Biden called the philosophy of former President Donald Trump and “MAGA [Make America Great Again] Republicans” “semi-fascism” at an Aug. 26 Democratic fundraiser in Maryland. Todd asked the vice president for the definition of a “semi-fascist.”

“Listen, I think that when we … let’s not get caught up in politicizing the fact that most people in America know that it is not helpful to our country when we have people who are denying elections or trying to obstruct the outcome of an election where the largest number of people in our country voted for the President of the United States, and when we look at where we are, I think we have to admit that there are attacks from within … and we need to take it seriously, and we need to stand up together, all of us, and think of this not through [a] partisan lens, but as Americans,” Harris said.

Todd read an excerpt from the president’s inaugural address promising to unite the country, stating “politics need not be a raging fire destroying everything in its path.” Harris said the president spent his entire career fighting for bipartisanship and “finding common ground” through compromise. (RELATED: Reporter Asks Jean-Pierre If It’s ‘Hypocritical’ To Call Trump Candidates ‘Extreme’ After Dems Meddled In Their Primaries) 

She said, however, that the president should call out the faction in the U.S. who are allegedly not defending democracy.

“But there are moments in time when we have to also agree — all good people who care about our country — that there are those who right now [who] are vividly not defending our democracy,” she said. “And I think we want that our Commander-in-Chief, the President of the United States will speak up and raise the alarm about what this means to our strength and our future, much less our integrity.”

The host then asked for the vice president’s view on Democratic organizations meddling in Republican elections in favor of the Trump-endorsed candidates.

“It looks a little bit cynical and the president went out of his way to say there are good Republicans here,” Todd said. “Should you leave the good Republicans alone in a primary?
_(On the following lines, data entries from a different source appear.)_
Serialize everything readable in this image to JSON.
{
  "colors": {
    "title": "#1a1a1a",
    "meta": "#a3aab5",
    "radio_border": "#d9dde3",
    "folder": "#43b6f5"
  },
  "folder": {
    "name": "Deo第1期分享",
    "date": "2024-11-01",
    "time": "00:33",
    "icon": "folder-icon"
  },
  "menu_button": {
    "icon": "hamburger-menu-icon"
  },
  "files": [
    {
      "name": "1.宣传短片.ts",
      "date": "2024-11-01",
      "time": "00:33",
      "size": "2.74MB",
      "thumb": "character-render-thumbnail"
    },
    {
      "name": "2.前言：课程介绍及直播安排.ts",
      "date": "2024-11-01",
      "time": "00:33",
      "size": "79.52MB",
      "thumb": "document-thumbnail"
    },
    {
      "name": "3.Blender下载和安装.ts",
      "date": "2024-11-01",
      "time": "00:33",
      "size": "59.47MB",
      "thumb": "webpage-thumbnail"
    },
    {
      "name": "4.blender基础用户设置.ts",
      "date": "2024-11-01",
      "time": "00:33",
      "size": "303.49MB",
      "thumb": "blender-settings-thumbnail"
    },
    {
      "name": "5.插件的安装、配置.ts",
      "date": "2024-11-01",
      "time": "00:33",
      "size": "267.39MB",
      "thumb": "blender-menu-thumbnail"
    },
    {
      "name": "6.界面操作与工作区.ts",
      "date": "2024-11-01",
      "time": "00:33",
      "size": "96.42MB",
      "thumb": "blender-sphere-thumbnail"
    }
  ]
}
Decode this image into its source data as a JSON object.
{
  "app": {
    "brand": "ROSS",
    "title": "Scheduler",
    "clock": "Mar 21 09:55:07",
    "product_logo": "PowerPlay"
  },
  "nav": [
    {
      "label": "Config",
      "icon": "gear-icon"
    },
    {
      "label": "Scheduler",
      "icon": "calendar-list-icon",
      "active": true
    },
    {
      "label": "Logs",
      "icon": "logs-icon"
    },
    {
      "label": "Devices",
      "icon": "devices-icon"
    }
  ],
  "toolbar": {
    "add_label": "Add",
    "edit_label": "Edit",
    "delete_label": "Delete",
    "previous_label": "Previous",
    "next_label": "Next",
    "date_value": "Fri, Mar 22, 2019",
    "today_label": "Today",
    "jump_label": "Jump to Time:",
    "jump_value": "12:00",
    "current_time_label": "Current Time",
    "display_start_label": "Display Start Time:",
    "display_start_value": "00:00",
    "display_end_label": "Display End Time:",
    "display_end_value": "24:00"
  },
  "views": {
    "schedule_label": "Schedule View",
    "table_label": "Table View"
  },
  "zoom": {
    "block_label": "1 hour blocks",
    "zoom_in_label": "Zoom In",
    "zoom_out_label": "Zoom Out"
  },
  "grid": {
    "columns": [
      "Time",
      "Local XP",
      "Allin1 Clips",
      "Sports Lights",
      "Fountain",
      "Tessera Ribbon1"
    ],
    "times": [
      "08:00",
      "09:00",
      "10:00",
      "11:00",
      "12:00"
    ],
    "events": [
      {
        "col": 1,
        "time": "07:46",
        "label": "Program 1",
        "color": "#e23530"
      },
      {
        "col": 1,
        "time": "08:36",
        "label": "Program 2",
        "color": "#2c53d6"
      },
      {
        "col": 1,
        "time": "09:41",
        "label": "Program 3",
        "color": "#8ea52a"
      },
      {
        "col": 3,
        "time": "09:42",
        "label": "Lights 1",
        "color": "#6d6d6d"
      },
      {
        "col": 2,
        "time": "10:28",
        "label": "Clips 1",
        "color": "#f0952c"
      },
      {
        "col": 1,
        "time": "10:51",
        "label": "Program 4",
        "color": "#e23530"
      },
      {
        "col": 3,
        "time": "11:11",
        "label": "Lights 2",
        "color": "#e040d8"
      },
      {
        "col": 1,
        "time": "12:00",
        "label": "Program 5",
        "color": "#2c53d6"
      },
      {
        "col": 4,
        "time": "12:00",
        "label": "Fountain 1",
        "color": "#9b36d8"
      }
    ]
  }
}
Is the Democratic Party making a mistake here by, you know, those people could win if you’re not careful.”

The vice president refused to answer the question, instead stating she was “not going to tell people how to run their campaigns.” Harris also emphasized hot-button issues for Democrats in the upcoming midterm elections, namely abortion and voting legislation. She said the Supreme Court “took a constitutional right” away in the case, Dobbs v. Jackson Women’s Health Organization, and vowed that Biden will sign legislation to protect abortion rights.

“The president has been very clear that he will sign into law, and not let the filibuster get in the way, the John Lewis Voting Rights Advancement Act and the Freedom to Vote Act, because what is happening in our country, in states around our country, including this very state [Texas], they are passing laws making it more difficult for people to vote. And so our president has said we need to have protections to make sure that every American, whoever they vote for, has the unobstructed ability to do that when it is otherwise their right.”

The two pieces of legislation intend to nationalize election laws by allowing the Justice Department to challenge state laws as discriminatory and expand early voting and absentee ballot provisions. The president compared opponents of the bills to segregationists Bull Connor and George Wallace.